On the future: “The rural ring around us, to me, has huge potential for helping shape the conversation about the region, more so in some ways than the metro area,” Conrad said. “What do we want to look like in 50 years? I think the business community is going to drive that in many ways. What does it mean to keep an agricultural presence all around us? How can we develop that as an attribute? I think it means a lot when you start to read about places around the country that are losing that. Once it’s gone, it’s gone. What does this whole idea of farm-to-table mean for Lewiston-Auburn’s economic growth?”
Conrad’s planning two surveys this year to get a read on members’ wants; the chamber last did a member survey in 2014 and a more targeted business climate survey in 2011. Results from both will help steer future workshops, networking events and speakers.

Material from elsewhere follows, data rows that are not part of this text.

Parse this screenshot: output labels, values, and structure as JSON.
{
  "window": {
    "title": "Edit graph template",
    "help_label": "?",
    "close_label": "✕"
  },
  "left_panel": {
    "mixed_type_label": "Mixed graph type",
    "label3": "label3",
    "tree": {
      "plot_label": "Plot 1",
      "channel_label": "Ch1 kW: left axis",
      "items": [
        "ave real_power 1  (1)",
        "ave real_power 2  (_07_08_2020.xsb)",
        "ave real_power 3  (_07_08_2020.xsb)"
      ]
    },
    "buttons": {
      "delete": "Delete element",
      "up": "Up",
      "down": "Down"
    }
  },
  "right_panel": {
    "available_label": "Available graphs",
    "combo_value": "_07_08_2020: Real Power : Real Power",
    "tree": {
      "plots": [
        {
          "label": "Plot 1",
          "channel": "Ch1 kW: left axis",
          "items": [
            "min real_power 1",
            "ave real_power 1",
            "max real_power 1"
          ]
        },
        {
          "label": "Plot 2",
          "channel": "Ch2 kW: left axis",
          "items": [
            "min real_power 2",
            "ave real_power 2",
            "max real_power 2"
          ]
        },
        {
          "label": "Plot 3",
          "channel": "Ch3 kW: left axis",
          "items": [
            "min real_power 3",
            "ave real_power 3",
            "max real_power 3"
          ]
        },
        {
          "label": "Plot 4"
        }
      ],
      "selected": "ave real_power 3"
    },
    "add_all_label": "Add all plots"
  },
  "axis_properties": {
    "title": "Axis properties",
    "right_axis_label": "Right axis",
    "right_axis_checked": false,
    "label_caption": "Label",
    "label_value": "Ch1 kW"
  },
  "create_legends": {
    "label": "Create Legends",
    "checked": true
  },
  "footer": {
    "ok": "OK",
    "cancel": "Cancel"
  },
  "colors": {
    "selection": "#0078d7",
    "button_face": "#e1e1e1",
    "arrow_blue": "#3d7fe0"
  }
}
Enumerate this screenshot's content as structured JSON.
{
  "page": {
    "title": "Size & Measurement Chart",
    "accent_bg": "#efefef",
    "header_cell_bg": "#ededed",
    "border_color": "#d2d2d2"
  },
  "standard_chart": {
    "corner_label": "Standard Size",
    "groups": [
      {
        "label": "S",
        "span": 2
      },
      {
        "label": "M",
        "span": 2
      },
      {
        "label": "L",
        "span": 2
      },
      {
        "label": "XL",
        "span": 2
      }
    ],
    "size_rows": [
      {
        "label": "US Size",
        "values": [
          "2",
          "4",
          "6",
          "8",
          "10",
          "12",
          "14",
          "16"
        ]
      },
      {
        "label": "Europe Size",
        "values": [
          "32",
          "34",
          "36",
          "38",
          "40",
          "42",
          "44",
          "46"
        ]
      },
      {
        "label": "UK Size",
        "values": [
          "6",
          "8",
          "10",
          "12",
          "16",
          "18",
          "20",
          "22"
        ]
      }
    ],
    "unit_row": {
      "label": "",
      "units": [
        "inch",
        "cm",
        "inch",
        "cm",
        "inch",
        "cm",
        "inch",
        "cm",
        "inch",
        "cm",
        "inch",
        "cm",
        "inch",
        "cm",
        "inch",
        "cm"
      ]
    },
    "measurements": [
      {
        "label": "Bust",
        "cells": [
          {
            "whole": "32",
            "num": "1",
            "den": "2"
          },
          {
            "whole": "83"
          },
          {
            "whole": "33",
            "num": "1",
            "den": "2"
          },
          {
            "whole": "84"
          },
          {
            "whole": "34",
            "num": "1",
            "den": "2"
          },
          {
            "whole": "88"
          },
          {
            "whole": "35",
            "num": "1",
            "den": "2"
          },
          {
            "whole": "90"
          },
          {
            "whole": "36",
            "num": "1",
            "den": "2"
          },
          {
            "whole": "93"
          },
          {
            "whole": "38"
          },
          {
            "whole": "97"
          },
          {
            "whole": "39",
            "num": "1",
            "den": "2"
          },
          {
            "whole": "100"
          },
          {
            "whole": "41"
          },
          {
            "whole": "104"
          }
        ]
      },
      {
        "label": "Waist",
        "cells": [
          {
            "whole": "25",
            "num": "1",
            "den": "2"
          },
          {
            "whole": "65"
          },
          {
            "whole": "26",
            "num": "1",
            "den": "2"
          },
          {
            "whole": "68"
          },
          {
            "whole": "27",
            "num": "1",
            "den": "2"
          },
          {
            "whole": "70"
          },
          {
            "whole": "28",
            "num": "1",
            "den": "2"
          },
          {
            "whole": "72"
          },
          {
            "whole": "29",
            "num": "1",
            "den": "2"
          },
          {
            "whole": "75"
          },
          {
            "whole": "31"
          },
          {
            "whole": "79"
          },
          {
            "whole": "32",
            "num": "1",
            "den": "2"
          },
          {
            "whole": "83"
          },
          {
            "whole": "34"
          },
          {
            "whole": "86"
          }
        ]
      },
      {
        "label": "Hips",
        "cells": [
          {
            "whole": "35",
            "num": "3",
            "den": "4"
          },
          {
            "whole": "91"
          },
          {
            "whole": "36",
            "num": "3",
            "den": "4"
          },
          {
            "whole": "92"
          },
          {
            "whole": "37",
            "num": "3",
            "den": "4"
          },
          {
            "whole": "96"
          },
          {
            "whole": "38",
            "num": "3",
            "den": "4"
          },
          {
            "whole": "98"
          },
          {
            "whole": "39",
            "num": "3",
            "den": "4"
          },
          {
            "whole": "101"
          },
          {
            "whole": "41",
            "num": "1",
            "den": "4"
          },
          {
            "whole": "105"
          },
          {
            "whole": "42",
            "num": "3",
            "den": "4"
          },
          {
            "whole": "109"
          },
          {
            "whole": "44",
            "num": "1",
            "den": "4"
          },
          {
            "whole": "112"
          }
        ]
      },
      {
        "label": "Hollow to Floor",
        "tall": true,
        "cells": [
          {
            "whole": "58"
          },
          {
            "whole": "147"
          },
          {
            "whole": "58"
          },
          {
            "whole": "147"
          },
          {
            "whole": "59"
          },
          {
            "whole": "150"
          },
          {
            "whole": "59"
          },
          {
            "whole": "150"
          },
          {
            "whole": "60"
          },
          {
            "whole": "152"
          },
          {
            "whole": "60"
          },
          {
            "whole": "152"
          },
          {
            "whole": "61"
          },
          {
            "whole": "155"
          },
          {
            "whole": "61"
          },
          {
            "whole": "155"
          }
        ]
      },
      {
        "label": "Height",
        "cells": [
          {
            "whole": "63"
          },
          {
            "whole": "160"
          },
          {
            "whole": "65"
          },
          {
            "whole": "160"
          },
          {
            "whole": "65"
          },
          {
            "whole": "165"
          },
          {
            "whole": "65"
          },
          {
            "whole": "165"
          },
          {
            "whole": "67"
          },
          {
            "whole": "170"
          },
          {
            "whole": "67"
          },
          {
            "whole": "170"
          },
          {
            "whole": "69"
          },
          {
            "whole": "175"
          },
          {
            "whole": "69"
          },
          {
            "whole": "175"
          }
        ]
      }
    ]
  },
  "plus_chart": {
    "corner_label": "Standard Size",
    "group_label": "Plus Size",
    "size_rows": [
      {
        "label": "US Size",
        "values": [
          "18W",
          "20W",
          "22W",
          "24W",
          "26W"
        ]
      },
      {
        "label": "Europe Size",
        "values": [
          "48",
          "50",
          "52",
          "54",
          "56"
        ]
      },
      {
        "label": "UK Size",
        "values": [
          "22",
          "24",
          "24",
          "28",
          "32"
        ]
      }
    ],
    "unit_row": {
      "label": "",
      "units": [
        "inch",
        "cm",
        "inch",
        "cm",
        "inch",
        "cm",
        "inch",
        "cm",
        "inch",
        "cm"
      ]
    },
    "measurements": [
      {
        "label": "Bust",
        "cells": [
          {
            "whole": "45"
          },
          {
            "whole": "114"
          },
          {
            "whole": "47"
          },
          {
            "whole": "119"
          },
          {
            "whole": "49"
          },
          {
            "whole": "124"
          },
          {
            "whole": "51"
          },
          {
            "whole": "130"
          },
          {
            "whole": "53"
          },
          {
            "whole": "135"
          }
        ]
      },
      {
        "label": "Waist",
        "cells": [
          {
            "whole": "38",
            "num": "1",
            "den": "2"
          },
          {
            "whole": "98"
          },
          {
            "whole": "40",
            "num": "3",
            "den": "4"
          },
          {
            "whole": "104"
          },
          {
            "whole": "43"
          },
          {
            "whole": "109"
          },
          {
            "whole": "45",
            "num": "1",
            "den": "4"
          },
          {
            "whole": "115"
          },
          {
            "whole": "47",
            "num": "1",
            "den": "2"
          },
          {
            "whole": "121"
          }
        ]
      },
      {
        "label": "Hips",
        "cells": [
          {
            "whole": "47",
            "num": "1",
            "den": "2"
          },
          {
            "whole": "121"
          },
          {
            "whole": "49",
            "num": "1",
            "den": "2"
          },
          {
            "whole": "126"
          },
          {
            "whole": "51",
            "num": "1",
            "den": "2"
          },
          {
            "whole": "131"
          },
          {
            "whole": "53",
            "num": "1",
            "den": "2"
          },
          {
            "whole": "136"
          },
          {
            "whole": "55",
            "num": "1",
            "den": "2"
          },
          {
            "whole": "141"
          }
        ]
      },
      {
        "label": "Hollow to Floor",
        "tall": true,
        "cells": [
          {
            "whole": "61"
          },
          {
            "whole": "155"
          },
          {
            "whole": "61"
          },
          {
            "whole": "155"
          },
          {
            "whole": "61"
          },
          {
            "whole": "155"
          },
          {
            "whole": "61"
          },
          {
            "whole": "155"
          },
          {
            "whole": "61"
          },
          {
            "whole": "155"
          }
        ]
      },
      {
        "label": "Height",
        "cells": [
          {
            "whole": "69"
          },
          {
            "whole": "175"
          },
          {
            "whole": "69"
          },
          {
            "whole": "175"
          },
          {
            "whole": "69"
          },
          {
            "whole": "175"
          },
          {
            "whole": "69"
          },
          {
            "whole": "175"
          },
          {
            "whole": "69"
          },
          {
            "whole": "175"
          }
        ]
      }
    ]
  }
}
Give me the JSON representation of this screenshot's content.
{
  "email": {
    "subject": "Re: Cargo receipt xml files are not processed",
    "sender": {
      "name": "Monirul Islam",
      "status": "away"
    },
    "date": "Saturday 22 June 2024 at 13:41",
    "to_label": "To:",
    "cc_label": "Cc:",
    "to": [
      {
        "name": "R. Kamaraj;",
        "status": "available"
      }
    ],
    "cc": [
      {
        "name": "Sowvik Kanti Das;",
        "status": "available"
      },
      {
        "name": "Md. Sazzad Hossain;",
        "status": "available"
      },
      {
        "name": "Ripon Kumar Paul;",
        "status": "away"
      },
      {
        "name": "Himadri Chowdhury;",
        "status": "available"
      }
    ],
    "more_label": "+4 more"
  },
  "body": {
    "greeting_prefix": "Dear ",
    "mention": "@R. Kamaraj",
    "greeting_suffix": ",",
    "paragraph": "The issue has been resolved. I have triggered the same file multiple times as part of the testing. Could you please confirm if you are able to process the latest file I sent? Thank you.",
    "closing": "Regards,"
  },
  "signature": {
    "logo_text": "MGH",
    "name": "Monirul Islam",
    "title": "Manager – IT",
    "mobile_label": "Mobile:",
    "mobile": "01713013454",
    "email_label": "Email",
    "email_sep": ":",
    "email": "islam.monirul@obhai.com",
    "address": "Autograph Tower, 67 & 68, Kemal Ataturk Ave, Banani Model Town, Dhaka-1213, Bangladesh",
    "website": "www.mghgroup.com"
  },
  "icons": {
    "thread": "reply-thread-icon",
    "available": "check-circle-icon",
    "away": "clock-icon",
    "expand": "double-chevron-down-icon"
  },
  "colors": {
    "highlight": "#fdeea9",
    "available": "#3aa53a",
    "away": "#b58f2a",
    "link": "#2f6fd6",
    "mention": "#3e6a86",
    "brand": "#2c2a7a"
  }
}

This spring and this fall the chamber will host two forums around the proposed Lewiston-Auburn merger. She said it’s too early to say whether they’ll be taking a position.
“We feel the most appropriate next step is to offer the pro and the con the opportunity to be together and let our membership ask questions,” Conrad said. “We will hear in the those questions, perhaps, signals.”
Planning is underway for the annual Chip Morrison Chamber Scholarship Scramble, but there are a few other changes on the immediate horizon. Conrad said Uplift LA, the chamber’s subgroup for young members, had already decided to skip its Y-Not? Challenge this year and the Not Your Normal Formal is on hiatus.
“We’re going to come up with something fresh and new and exciting to replace it,” potentially this fall, Conrad said.
Beckie Conrad is the president and CEO of the Lewiston-Auburn Metropolitan Chamber of Commerce.